On en déduit, tout en se gardant de toute généralisation abusive, qu’il y a quelque chose de pourri dans une partie du corps policier. Violence spontanée envers des hommes noirs victimes de leur couleur de peau, mépris total envers la déontologie policière, rapport mensonger destiné à couvrir le forfait, seulement réfuté par des images dont les matraqueurs ignoraient l’existence. Ces images même dont le ministre de l’Intérieur veut restreindre la diffusion par une loi sur la « sécurité globale » qui vient d’être adoptée en première lecture…
Fort heureusement, nous ne sommes pas en dictature. L’état de droit – dont certains élus de droite voudraient s’affranchir – a obligé le ministre à intervenir pour suspendre les prévenus et demander une enquête de l’IGPN.
On ne saurait s’en tenir là.
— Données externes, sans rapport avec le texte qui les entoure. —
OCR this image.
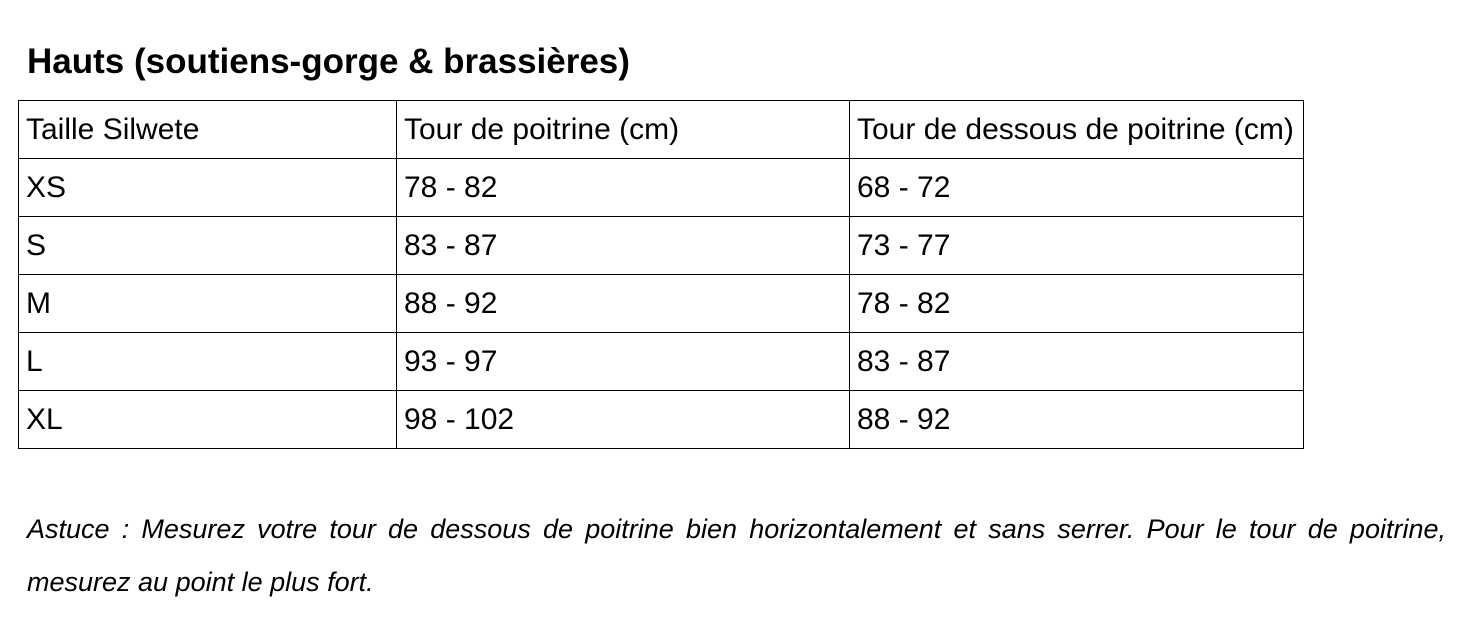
Hauts (soutiens-gorge & brassières)
Taille Silwete	Tour de poitrine (cm)	Tour de dessous de poitrine (cm)
XS	78 - 82	68 - 72
S	83 - 87	73 - 77
M	88 - 92	78 - 82
L	93 - 97	83 - 87
XL	98 - 102	88 - 92

Astuce : Mesurez votre tour de dessous de poitrine bien horizontalement et sans serrer. Pour le tour de poitrine, mesurez au point le plus fort.
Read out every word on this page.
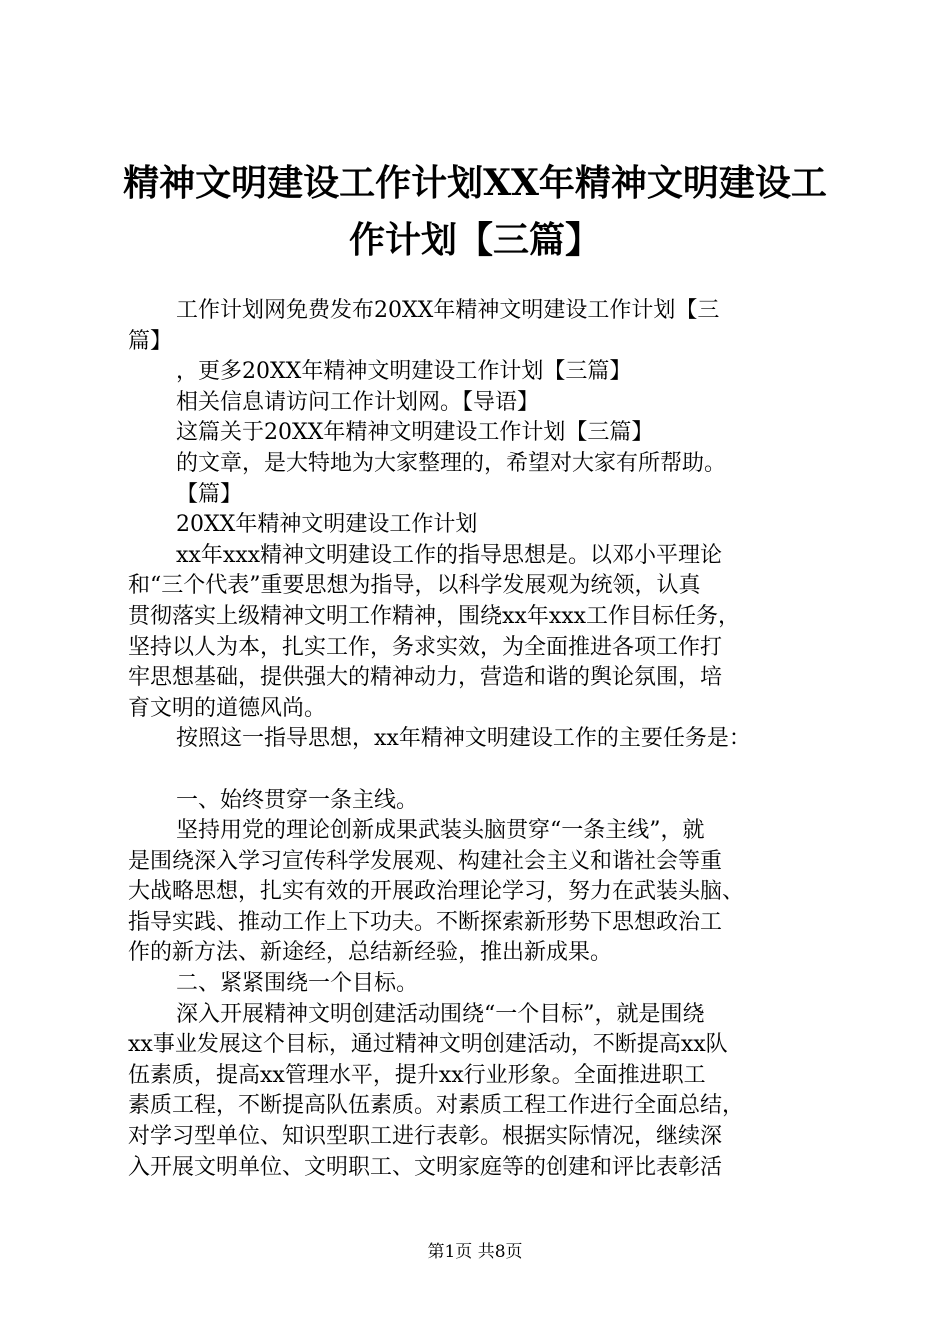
精神文明建设工作计划XX年精神文明建设工
作计划【三篇】
工作计划网免费发布20XX年精神文明建设工作计划【三
篇】
，更多20XX年精神文明建设工作计划【三篇】
相关信息请访问工作计划网。【导语】
这篇关于20XX年精神文明建设工作计划【三篇】
的文章，是大特地为大家整理的，希望对大家有所帮助。
【篇】
20XX年精神文明建设工作计划
xx年xxx精神文明建设工作的指导思想是。以邓小平理论
和“三个代表”重要思想为指导，以科学发展观为统领，认真
贯彻落实上级精神文明工作精神，围绕xx年xxx工作目标任务，
坚持以人为本，扎实工作，务求实效，为全面推进各项工作打
牢思想基础，提供强大的精神动力，营造和谐的舆论氛围，培
育文明的道德风尚。
按照这一指导思想，xx年精神文明建设工作的主要任务是：
一、始终贯穿一条主线。
坚持用党的理论创新成果武装头脑贯穿“一条主线”，就
是围绕深入学习宣传科学发展观、构建社会主义和谐社会等重
大战略思想，扎实有效的开展政治理论学习，努力在武装头脑、
指导实践、推动工作上下功夫。不断探索新形势下思想政治工
作的新方法、新途经，总结新经验，推出新成果。
二、紧紧围绕一个目标。
深入开展精神文明创建活动围绕“一个目标”，就是围绕
xx事业发展这个目标，通过精神文明创建活动，不断提高xx队
伍素质，提高xx管理水平，提升xx行业形象。全面推进职工
素质工程，不断提高队伍素质。对素质工程工作进行全面总结，
对学习型单位、知识型职工进行表彰。根据实际情况，继续深
入开展文明单位、文明职工、文明家庭等的创建和评比表彰活
第1页 共8页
Pour rétablir un minimum de confiance entre les forces de l’ordre et les citoyens, notamment ceux qui font partie, comme Michel, des « minorités visibles », il faut d’urgence se saisir du dossier épineux du racisme dans la police, pour faire le ménage et, plus largement, faire cesser, par des sanctions exemplaires, les débordements violents de certains policiers qui portent atteinte à l’image de leur profession tout entière. Il faut aussi, de manière à garantir l’indépendance des enquêtes, réformer l’IGPN : soit en la détachant du ministère de l’Intérieur et en la plaçant sous la direction d’une instance extérieure – par exemple le ou la Défenseure des droits –, soit en diversifiant les profils des personnes qui y sont en charge des enquêtes et en y introduisant un contrôle citoyen. Faute de quoi, au fil des errements de certains policiers, le fossé ne peut que s’élargir entre les citoyens et leur police.